There are habituated patterns that I would like still like to release. As I observe these patterns, I’ve noticed the result is often in the category of numbing out or avoidance. If I overeat, for example, I don’t really know what I’m feeling – I avoid what I’m feeling. This actually leaves a very unsettled and dissatisfied mind.
In the Non-violent communication (NVC) class I’m attending, I have noticed how much I skip over the “investigation” part or the “staying with the feelings” step. My mind just jumps to – how can I fix this. Mental strategizing doesn’t reveal the underlying emotions and doesn’t satisfy the situation emotionally. My mind often cannot “fix” things. This is the delusion of the mind’s control. In NVC, I am learning how to stay with and identify my feelings. After naming my feelings, then I can move to discovering what my feelings are indicated of the underlying universal need. If my feelings are negative that is expressing an unmet need. This investigation slows the whole process of – what is happening right now? – down. It slows me down. That’s a wonderful sign of mindfulness. As I explore feelings and needs, I find that my automatic patterns of addictions, worry, and anxiety, seem to lessen because I’m really addressing what I am needing. I’m really staying with and supporting myself.

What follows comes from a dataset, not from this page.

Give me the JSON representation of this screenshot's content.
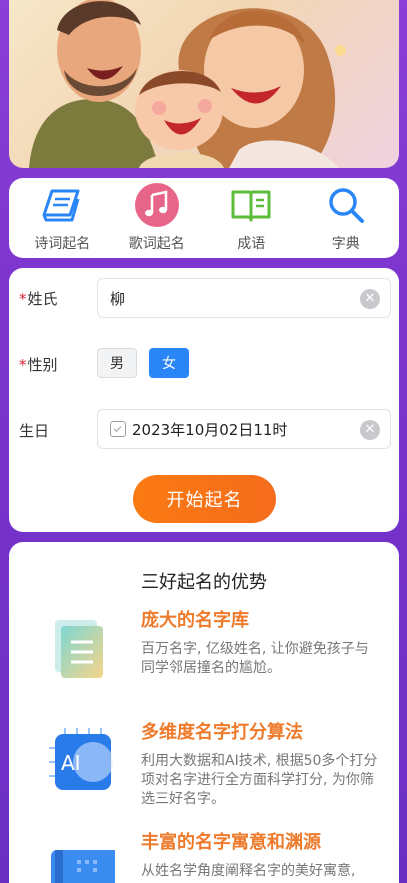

This slowing down and exploration of feelings and needs is a good example of the “I” of Investigation in RAIN. The Vipassana teachers often talk about this as curiosity – nonjudgmental curiosity. Slowing down and looking into things – body sensations, emotions, and thoughts. It’s not results oriented as is the attachment to “fixing things”. It’s more awareness oriented – what is actually happening? The word “playful” often comes up in the Vipassana teaching. Can we playfully investigate with curiosity what’s happening now? I like this. It helps my Zen seriousness lighten up.
With playfulness is also the underlying establishment of kindness and self-compassion. If we don’t have a kindness and acceptance of the complicated human predicament, we will never have the courage to investigate. We will distract ourselves with all our mindless activity because facing our feelings seems too harsh. Without kindness, investigation becomes too painful. But with the “A” of acceptance, we can gently go towards are suffering and pull it apart by the noting of what is happening in this moment in our bodies and minds. Our suffering is often the congealed ideas of history, judgments and reactivity which is usually, or always, concocted in our minds. These stories are held on to as if they are our life, MY life, (i.e. over-identified with our stories) and sticks in our body/mind like a heavy clump of mud.
Investigation is one of the seven factors of enlightenment as is Relaxation. As I practice RAIN and NVC, I am telling myself, over and over, “relax, be curious, see what’s happening in the small details of now, trust that in the listening, the “answer” will evolve.” I am learning to trust the process and to let go of my mental idea of the “fix.”